L’article 86 de la loi du 14 août 1992 portant code du travail dispose «( 1) Les enfants ne peuvent être employés dans aucune entreprise, même comme apprentis, avant l’âge de quatorze ans, sauf dérogation accordée par arrêté du ministre chargé du Travail, compte tenu des circonstances locales et des tâches qui peuvent leur être demandées. »
La pratique du petit commerce par les enfants dans la rue illustre un déficit de protection de l’enfance. Au Cameroun, cette responsabilité relève directement des ministères des affaires sociales (Minas), et de la Promotion de la femme et de la famille (Minproff). L’article 1 (2) du décret du 25 mai 2005 portant organisation du ministère des Affaires sociales dispose : « Le Ministre des Affaires Sociales est responsable de l’élaboration, de la mise en œuvre et de l’évaluation de la politique du gouvernement en matière de prévention et d’assistance sociales, ainsi que de la protection sociale de l’individu. A ce titre, il est chargé :
– de la protection sociale de l’enfance, des personnes âgées et des handicapés;
– de la prévention et du traitement de la délinquance juvénile et de l’inadaptation sociale;
– de la facilitation de la réinsertion sociale et de la lutte contre les exclusions… »

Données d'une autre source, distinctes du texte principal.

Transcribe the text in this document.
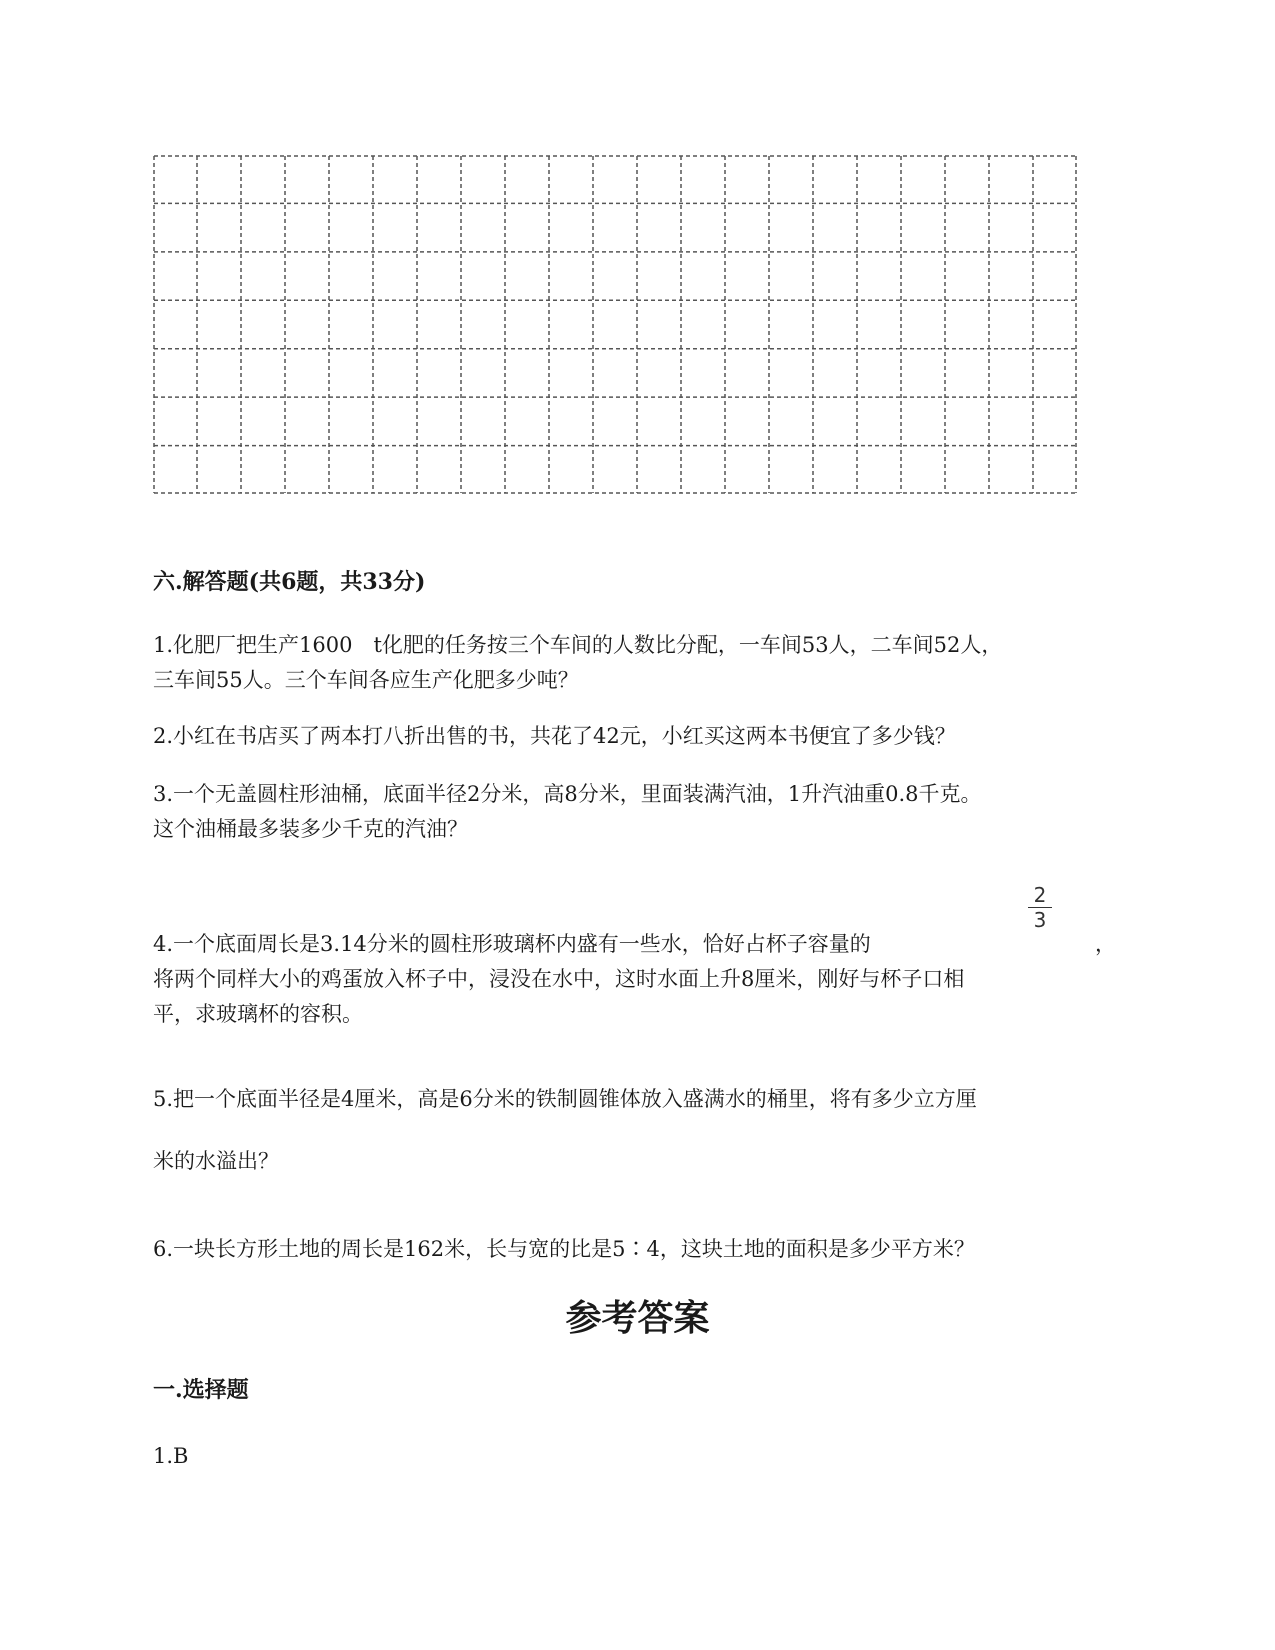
六.解答题(共6题，共33分)

1.化肥厂把生产1600　t化肥的任务按三个车间的人数比分配，一车间53人，二车间52人，

三车间55人。三个车间各应生产化肥多少吨？

2.小红在书店买了两本打八折出售的书，共花了42元，小红买这两本书便宜了多少钱？

3.一个无盖圆柱形油桶，底面半径2分米，高8分米，里面装满汽油，1升汽油重0.8千克。

这个油桶最多装多少千克的汽油？

2
3

4.一个底面周长是3.14分米的圆柱形玻璃杯内盛有一些水，恰好占杯子容量的	，

将两个同样大小的鸡蛋放入杯子中，浸没在水中，这时水面上升8厘米，刚好与杯子口相

平，求玻璃杯的容积。

5.把一个底面半径是4厘米，高是6分米的铁制圆锥体放入盛满水的桶里，将有多少立方厘

米的水溢出？

6.一块长方形土地的周长是162米，长与宽的比是5∶4，这块土地的面积是多少平方米？

参考答案

一.选择题

1.B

De plus, le décret du 29 mars 2005 portant organisation du ministère de la Promotion de la femme et de la famille prévoit en son article 33 la création d’un service de l’amélioration des conditions de vie. Ledit service est chargé de :
« – l’élaboration et de la mise en œuvre des programmes d’appui à l’accès aux services sociaux de base ;
– l’élaboration et de la mise en œuvre des mesures favorisant l’amélioration du cadre de vie des familles ;
– l’élaboration et du suivi des programmes et mesures visant l’amélioration de la nutrition et de la sécurité alimentaire au sein des familles. »

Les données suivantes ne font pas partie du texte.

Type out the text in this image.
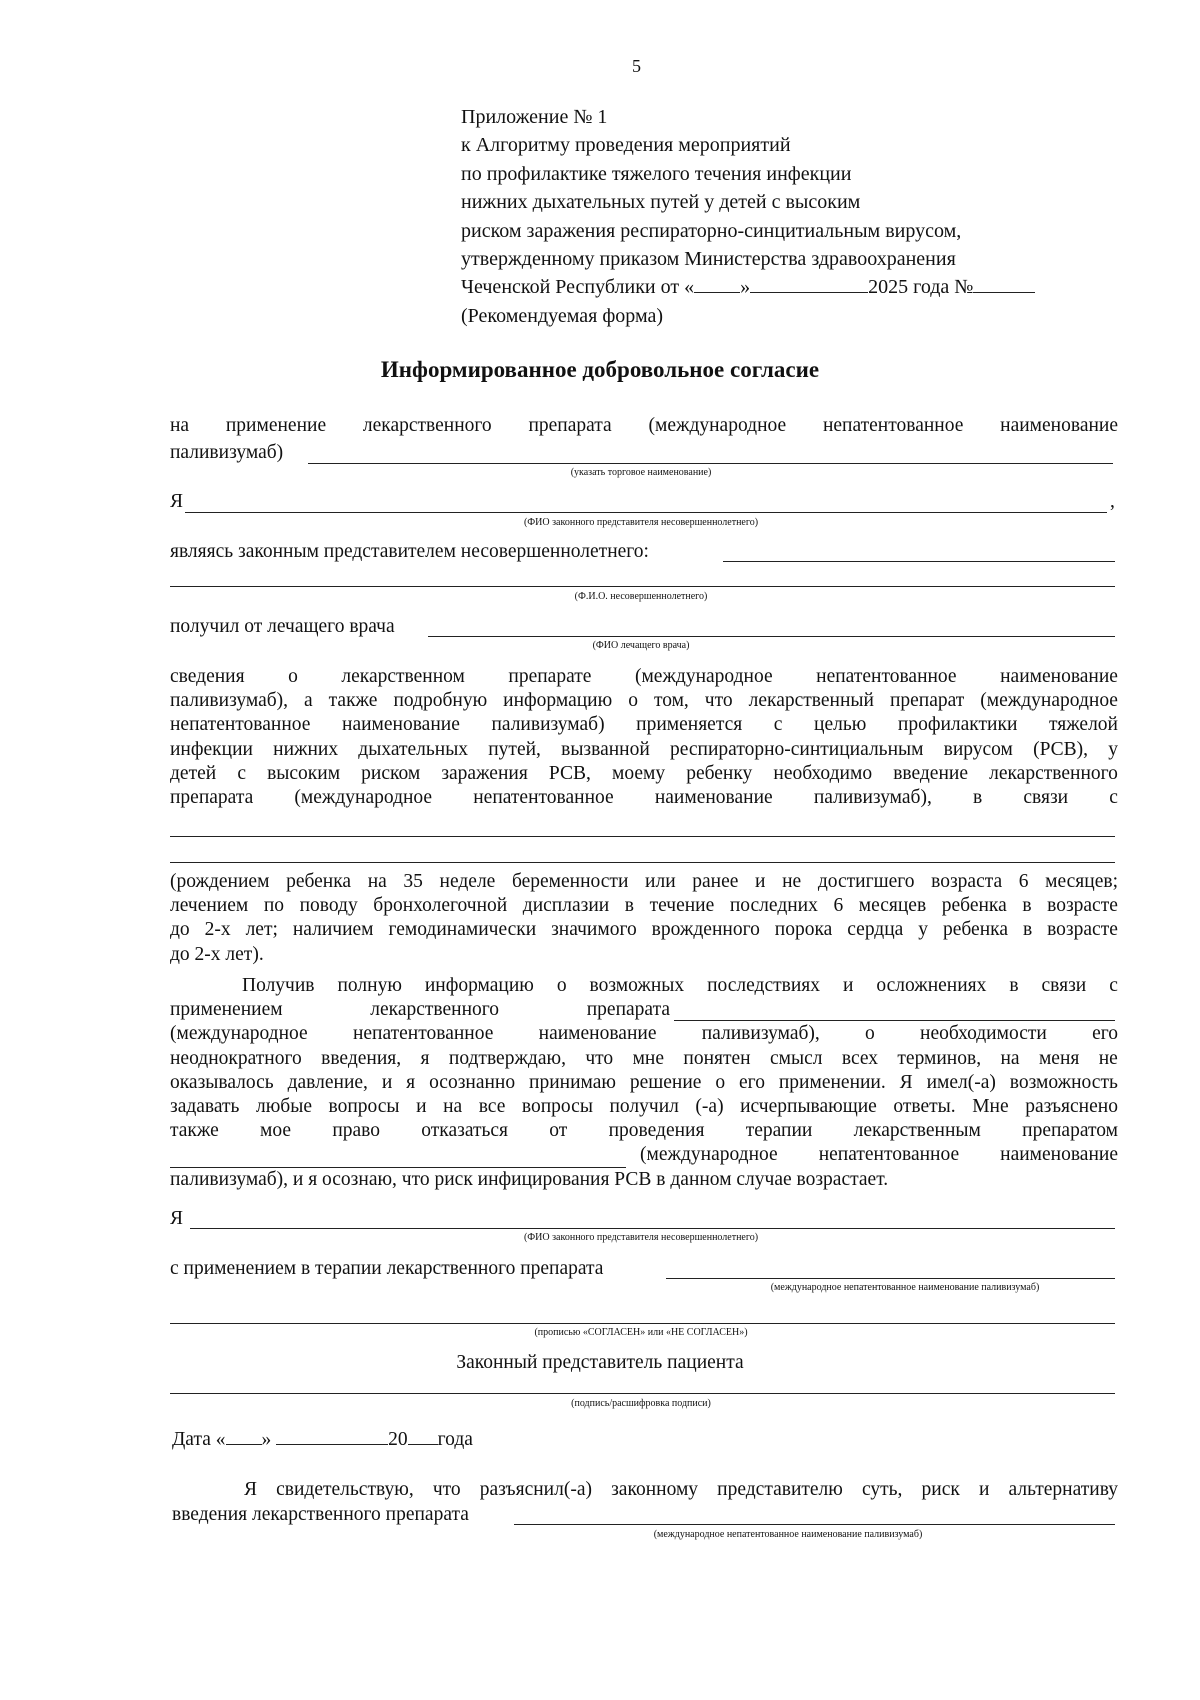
5
Приложение № 1
к Алгоритму проведения мероприятий
по профилактике тяжелого течения инфекции
нижних дыхательных путей у детей с высоким
риском заражения респираторно-синцитиальным вирусом,
утвержденному приказом Министерства здравоохранения
Чеченской Республики от « »	2025 года №
(Рекомендуемая форма)
Информированное добровольное согласие
на применение лекарственного препарата (международное непатентованное наименование
паливизумаб)
(указать торговое наименование)
Я	,
(ФИО законного представителя несовершеннолетнего)
являясь законным представителем несовершеннолетнего:
(Ф.И.О. несовершеннолетнего)
получил от лечащего врача
(ФИО лечащего врача)
сведения о лекарственном препарате (международное непатентованное наименование
паливизумаб), а также подробную информацию о том, что лекарственный препарат (международное
непатентованное наименование паливизумаб) применяется с целью профилактики тяжелой
инфекции нижних дыхательных путей, вызванной респираторно-синтициальным вирусом (РСВ), у
детей с высоким риском заражения РСВ, моему ребенку необходимо введение лекарственного
препарата (международное непатентованное наименование паливизумаб), в связи с
(рождением ребенка на 35 неделе беременности или ранее и не достигшего возраста 6 месяцев;
лечением по поводу бронхолегочной дисплазии в течение последних 6 месяцев ребенка в возрасте
до 2-х лет; наличием гемодинамически значимого врожденного порока сердца у ребенка в возрасте
до 2-х лет).
Получив полную информацию о возможных последствиях и осложнениях в связи с
применением	лекарственного	препарата
(международное непатентованное наименование паливизумаб), о необходимости его
неоднократного введения, я подтверждаю, что мне понятен смысл всех терминов, на меня не
оказывалось давление, и я осознанно принимаю решение о его применении. Я имел(-а) возможность
задавать любые вопросы и на все вопросы получил (-а) исчерпывающие ответы. Мне разъяснено
также мое право отказаться от проведения терапии лекарственным препаратом
(международное непатентованное наименование
паливизумаб), и я осознаю, что риск инфицирования РСВ в данном случае возрастает.
Я
(ФИО законного представителя несовершеннолетнего)
с применением в терапии лекарственного препарата
(международное непатентованное наименование паливизумаб)
(прописью «СОГЛАСЕН» или «НЕ СОГЛАСЕН»)
Законный представитель пациента
(подпись/расшифровка подписи)
Дата « »	20 года
Я свидетельствую, что разъяснил(-а) законному представителю суть, риск и альтернативу
введения лекарственного препарата
(международное непатентованное наименование паливизумаб)
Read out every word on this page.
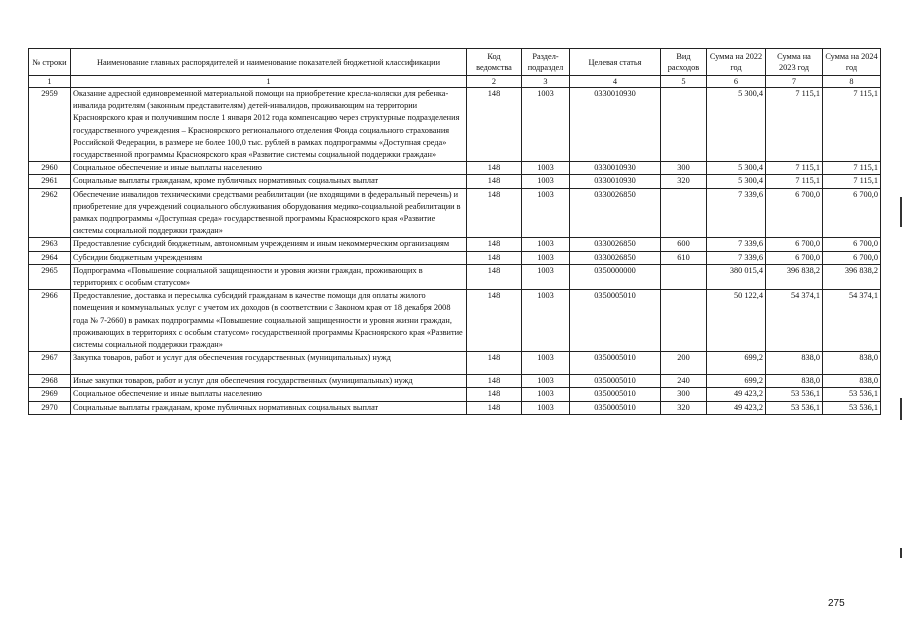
№ строки	Наименование главных распорядителей и наименование показателей бюджетной классификации	Код ведомства	Раздел-подраздел	Целевая статья	Вид расходов	Сумма на 2022 год	Сумма на 2023 год	Сумма на 2024 год
1	1	2	3	4	5	6	7	8
2959	Оказание адресной единовременной материальной помощи на приобретение кресла-коляски для ребенка-инвалида родителям (законным представителям) детей-инвалидов, проживающим на территории Красноярского края и получившим после 1 января 2012 года компенсацию через структурные подразделения государственного учреждения – Красноярского регионального отделения Фонда социального страхования Российской Федерации, в размере не более 100,0 тыс. рублей в рамках подпрограммы «Доступная среда» государственной программы Красноярского края «Развитие системы социальной поддержки граждан»	148	1003	0330010930		5 300,4	7 115,1	7 115,1
2960	Социальное обеспечение и иные выплаты населению	148	1003	0330010930	300	5 300,4	7 115,1	7 115,1
2961	Социальные выплаты гражданам, кроме публичных нормативных социальных выплат	148	1003	0330010930	320	5 300,4	7 115,1	7 115,1
2962	Обеспечение инвалидов техническими средствами реабилитации (не входящими в федеральный перечень) и приобретение для учреждений социального обслуживания оборудования медико-социальной реабилитации в рамках подпрограммы «Доступная среда» государственной программы Красноярского края «Развитие системы социальной поддержки граждан»	148	1003	0330026850		7 339,6	6 700,0	6 700,0
2963	Предоставление субсидий бюджетным, автономным учреждениям и иным некоммерческим организациям	148	1003	0330026850	600	7 339,6	6 700,0	6 700,0
2964	Субсидии бюджетным учреждениям	148	1003	0330026850	610	7 339,6	6 700,0	6 700,0
2965	Подпрограмма «Повышение социальной защищенности и уровня жизни граждан, проживающих в территориях с особым статусом»	148	1003	0350000000		380 015,4	396 838,2	396 838,2
2966	Предоставление, доставка и пересылка субсидий гражданам в качестве помощи для оплаты жилого помещения и коммунальных услуг с учетом их доходов (в соответствии с Законом края от 18 декабря 2008 года № 7-2660) в рамках подпрограммы «Повышение социальной защищенности и уровня жизни граждан, проживающих в территориях с особым статусом» государственной программы Красноярского края «Развитие системы социальной поддержки граждан»	148	1003	0350005010		50 122,4	54 374,1	54 374,1
2967	Закупка товаров, работ и услуг для обеспечения государственных (муниципальных) нужд	148	1003	0350005010	200	699,2	838,0	838,0
2968	Иные закупки товаров, работ и услуг для обеспечения государственных (муниципальных) нужд	148	1003	0350005010	240	699,2	838,0	838,0
2969	Социальное обеспечение и иные выплаты населению	148	1003	0350005010	300	49 423,2	53 536,1	53 536,1
2970	Социальные выплаты гражданам, кроме публичных нормативных социальных выплат	148	1003	0350005010	320	49 423,2	53 536,1	53 536,1
275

Pour faire face à la permanence du travail des enfants dans la rue, le gouvernement camerounais à travers le ministère des Affaires sociales dit avoir « ratifié la quasi-totalité des instruments juridiques de protection des enfants. » Il s’agit, entre autres, de
la Convention des Nations Unies relative aux droits de l’enfant, et ses protocoles facultatifs ;
la charte africaine des droits et du bien-être de l’enfant ;
la Convention n°138 sur l’âge minimum dadmission à l’emploi ;
la Convention n° 182 sur les pires formes de travail des enfants.

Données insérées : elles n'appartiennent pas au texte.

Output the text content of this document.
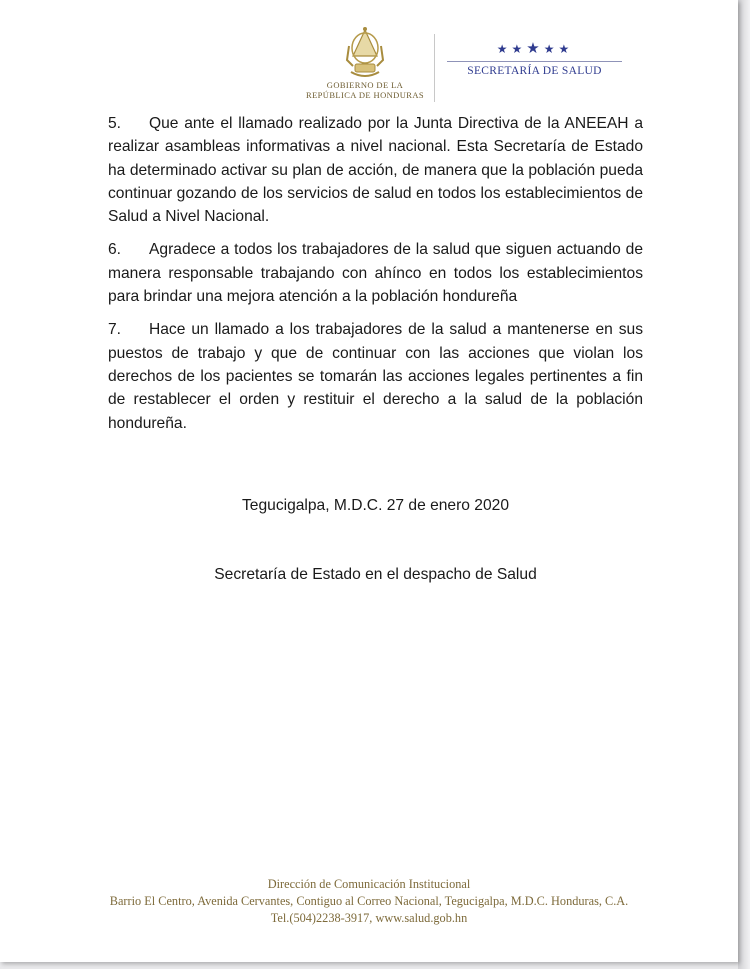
GOBIERNO DE LA
REPÚBLICA DE HONDURAS
★ ★ ★ ★ ★
SECRETARÍA DE SALUD

5. Que ante el llamado realizado por la Junta Directiva de la ANEEAH a realizar asambleas informativas a nivel nacional. Esta Secretaría de Estado ha determinado activar su plan de acción, de manera que la población pueda continuar gozando de los servicios de salud en todos los establecimientos de Salud a Nivel Nacional.

6. Agradece a todos los trabajadores de la salud que siguen actuando de manera responsable trabajando con ahínco en todos los establecimientos para brindar una mejora atención a la población hondureña

7. Hace un llamado a los trabajadores de la salud a mantenerse en sus puestos de trabajo y que de continuar con las acciones que violan los derechos de los pacientes se tomarán las acciones legales pertinentes a fin de restablecer el orden y restituir el derecho a la salud de la población hondureña.

Tegucigalpa, M.D.C. 27 de enero 2020
Secretaría de Estado en el despacho de Salud
Dirección de Comunicación Institucional
Barrio El Centro, Avenida Cervantes, Contiguo al Correo Nacional, Tegucigalpa, M.D.C. Honduras, C.A.
Tel.(504)2238-3917, www.salud.gob.hn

Ce 14 juin, le ministère de la Protection de la femme et de la famille a envoyé un message de sensibilisation via les opérateurs de téléphonie mobiles aux abonnés : « Evitons d’envoyer les enfants faire des petits commerces, des courses, même auprès du boutiquier du quartier afin de les protéger du Covid-19 et dautres dangers. »
La journée de l’enfant africain se célèbre mardi 16 juin prochain sous le thème « l’accès à une justice adaptée aux enfants en Afrique. » Une occasion au cours de laquelle, la situation des enfants qui continuent de faire du petit commerce dans la rue pourrait également donner matière à réflexion.